We conducted a single‐center retrospective observation study from July 1, 2014, to June 30, 2017. The number of new patients per resident per hour and provider‐to‐disposition (PTD) time of each patient were used as resident efficiency markers. A crowding score was assigned to each patient upon the patient's arrival to the ED. We compared efficiency among EM residents of different training levels under different ED crowding statuses. Dynamic efficiency changes were compared monthly through the entire academic year (July to next June).

Results

The study enrolled a total of 150,920 patients. A mean of 1.9 patients/hour was seen by PGY‐1 EM residents in comparison to 2.6 patients/hour by PGY‐2 and ‐3 EM residents. Median PTD was 2.8 hours in PGY‐1 EM residents versus 2.6 hours in PGY‐2 and ‐3 EM residents.
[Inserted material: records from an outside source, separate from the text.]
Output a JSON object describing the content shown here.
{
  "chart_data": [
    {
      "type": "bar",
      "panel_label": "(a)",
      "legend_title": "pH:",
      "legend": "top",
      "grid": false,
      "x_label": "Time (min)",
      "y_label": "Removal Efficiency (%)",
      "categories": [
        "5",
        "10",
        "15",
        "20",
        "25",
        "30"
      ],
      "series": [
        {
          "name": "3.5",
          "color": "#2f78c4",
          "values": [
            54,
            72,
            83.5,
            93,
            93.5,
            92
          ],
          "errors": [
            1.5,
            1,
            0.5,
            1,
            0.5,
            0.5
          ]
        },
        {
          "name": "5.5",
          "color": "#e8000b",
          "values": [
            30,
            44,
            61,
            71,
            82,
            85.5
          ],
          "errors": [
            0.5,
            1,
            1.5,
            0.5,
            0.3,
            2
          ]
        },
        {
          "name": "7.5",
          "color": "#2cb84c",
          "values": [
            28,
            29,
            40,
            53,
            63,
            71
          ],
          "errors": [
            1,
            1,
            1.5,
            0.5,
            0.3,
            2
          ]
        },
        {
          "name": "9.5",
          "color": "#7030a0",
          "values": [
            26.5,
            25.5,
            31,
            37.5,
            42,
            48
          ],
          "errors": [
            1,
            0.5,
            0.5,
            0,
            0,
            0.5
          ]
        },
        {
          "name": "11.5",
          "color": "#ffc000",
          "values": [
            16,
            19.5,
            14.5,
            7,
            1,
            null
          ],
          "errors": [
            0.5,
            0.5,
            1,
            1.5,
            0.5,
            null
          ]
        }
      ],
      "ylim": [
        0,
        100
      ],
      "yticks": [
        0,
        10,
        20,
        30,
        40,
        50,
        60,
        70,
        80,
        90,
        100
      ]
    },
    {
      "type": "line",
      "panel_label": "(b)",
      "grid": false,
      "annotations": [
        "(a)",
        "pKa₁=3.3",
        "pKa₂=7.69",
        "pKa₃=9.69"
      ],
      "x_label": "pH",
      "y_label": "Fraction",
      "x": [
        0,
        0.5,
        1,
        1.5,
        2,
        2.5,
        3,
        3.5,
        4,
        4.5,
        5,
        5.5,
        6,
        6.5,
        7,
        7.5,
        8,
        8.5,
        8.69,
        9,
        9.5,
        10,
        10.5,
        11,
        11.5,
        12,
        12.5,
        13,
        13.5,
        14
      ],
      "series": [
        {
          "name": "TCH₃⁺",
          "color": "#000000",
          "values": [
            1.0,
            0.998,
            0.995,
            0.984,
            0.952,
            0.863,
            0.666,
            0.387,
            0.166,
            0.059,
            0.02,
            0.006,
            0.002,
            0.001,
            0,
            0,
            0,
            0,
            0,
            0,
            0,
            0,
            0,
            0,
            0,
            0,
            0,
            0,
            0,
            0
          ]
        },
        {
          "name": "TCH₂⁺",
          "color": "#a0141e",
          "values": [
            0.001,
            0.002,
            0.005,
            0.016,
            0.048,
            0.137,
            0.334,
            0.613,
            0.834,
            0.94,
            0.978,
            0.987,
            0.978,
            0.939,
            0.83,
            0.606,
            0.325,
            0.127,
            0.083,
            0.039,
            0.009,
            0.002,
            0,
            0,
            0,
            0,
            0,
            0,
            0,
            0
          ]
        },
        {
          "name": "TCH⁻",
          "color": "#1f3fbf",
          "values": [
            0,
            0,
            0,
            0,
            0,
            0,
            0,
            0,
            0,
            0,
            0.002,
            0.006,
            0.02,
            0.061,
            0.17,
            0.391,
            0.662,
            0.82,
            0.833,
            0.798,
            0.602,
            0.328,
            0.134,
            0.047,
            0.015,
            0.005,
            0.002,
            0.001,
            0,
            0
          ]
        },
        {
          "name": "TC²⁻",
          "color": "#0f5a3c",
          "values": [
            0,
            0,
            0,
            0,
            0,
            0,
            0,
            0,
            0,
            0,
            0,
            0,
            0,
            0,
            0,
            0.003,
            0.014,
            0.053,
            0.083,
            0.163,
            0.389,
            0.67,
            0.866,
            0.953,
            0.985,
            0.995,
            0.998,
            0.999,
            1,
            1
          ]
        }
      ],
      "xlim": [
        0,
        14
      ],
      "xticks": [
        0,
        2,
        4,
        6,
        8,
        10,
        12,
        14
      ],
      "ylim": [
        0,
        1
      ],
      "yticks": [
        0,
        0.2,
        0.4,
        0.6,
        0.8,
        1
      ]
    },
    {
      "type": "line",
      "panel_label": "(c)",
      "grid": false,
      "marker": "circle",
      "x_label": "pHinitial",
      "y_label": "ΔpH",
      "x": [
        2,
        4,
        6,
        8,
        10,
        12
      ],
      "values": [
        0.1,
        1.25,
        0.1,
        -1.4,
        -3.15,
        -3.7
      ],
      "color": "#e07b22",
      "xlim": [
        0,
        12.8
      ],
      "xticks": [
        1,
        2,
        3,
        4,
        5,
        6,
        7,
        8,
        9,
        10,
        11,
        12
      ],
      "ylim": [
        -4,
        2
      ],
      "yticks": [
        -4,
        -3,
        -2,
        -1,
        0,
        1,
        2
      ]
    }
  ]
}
There were no significant differences in acuity across all patients seen by EM residents. When crowded conditions existed, residency efficiency increased, but such changes were minimized when the ED became overcrowded. A linear increase of resident efficiency was observed only in PGY‐1 EM residents throughout the entire academic year.

Conclusion

Resident efficiency improved significantly only during their first year of EM training. This efficiency can be affected by ED crowding.